Masih banyak lagi argumen-argumen pencitraan terlontor dari bualan mereka.
Sang Ustad tersenyum mendengar “diskusi” santri-santrinya. Ia berhasil membuat mereka mau belajar. Memang pemaksaan adalah langkah awal mendisiplinkan anak didik. Persis bagaimana ia dididik dulu. Ustad pun melangkah menuju kelompok lain, tangannya terlipat ke belakang. Satu menggenggam tasbih satunya lagi membawa sajadah. Sajadah itulah yang ditakuti para santri. Sekali sajadah menghantam, peci beludru melayang. Meski lunak namun kala sajadah itu mencium punggung sekonyong-konyong santri yang terkena akan melenguh panjang “ uuuhhh ”. disusul cekikian tertahan dari santri lain. Muncullah mitos bahwa sang Ustad punya “ilmu” khusus kala menjepretkan sarungnya.

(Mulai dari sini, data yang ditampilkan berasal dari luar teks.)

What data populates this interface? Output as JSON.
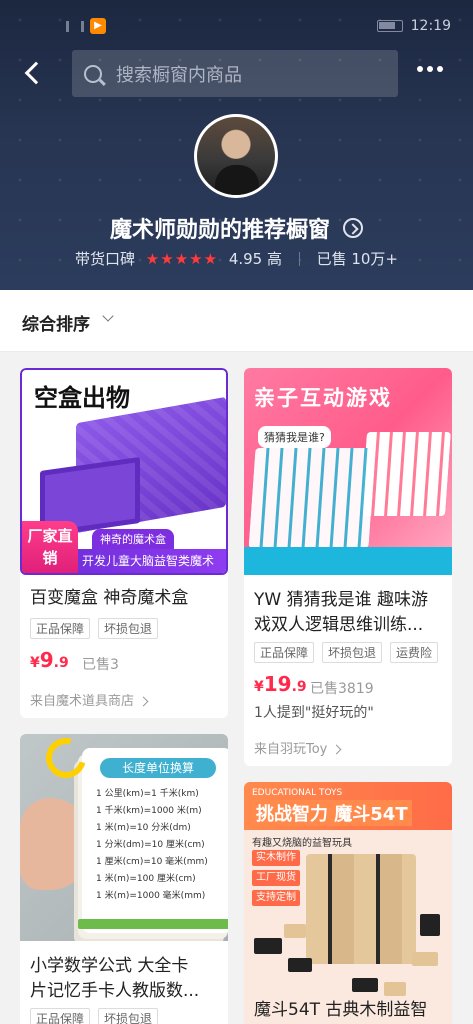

Saya sendiri ditakdirkan Allah menjadi bagian dari Pondok sederhana ini. Terdaftar sebagai  angkatan ke-19 bersama hampir seratus nama lain. Meski ketika lulus yang tersisa tinggal 62 kepala. Awalnya angkatan kami memang banyak. Tak heran kami dibagi jadi 3 kelas saat duduk di jenjang pertama Madrasah Aliyah. Setelah diacak oleh pihak TU, saya bersama puluhan teman lain berdomisili di kelas B. Konon ini kelas favorit, begitu kata teman-teman angkatan, adik kelas, kakak kelas, bahkan tukang kebun kala itu, Tuaq ( baca: om ) Dar.
Kok bisa begitu bang ?
Mereka beranggapan seperti itu karena sewaktu di penghujung MTs dulu yang notabene kami dibagi 3 kelas juga, para santri yang kebetulan “jawara” di masing-masing kelas terkumpul di kelas B ini. Abang mewakili kelas A, Habib mewakili kelas B, dan Daniel mewakili kelas C.
Ciyee abang, sombong !!!
Sombong Enthasmu, Dek !! meski begitu kami sama sekali tak terlibat persaingan panas. Toh juga banyak yang berprestasi di kelas tersebut selain kami. Tapi kalau boleh diibaratkan dengan konteks kekinian, Danil, saya, dan Habib ibarat trio MSN di Barcelona. Bedanya trio MSN garang di lapangan hijau, kalau trio DIH ( Danil, Izzuddin, Habib ) garang di hati para cewek. #Eh. Gak ding becanda.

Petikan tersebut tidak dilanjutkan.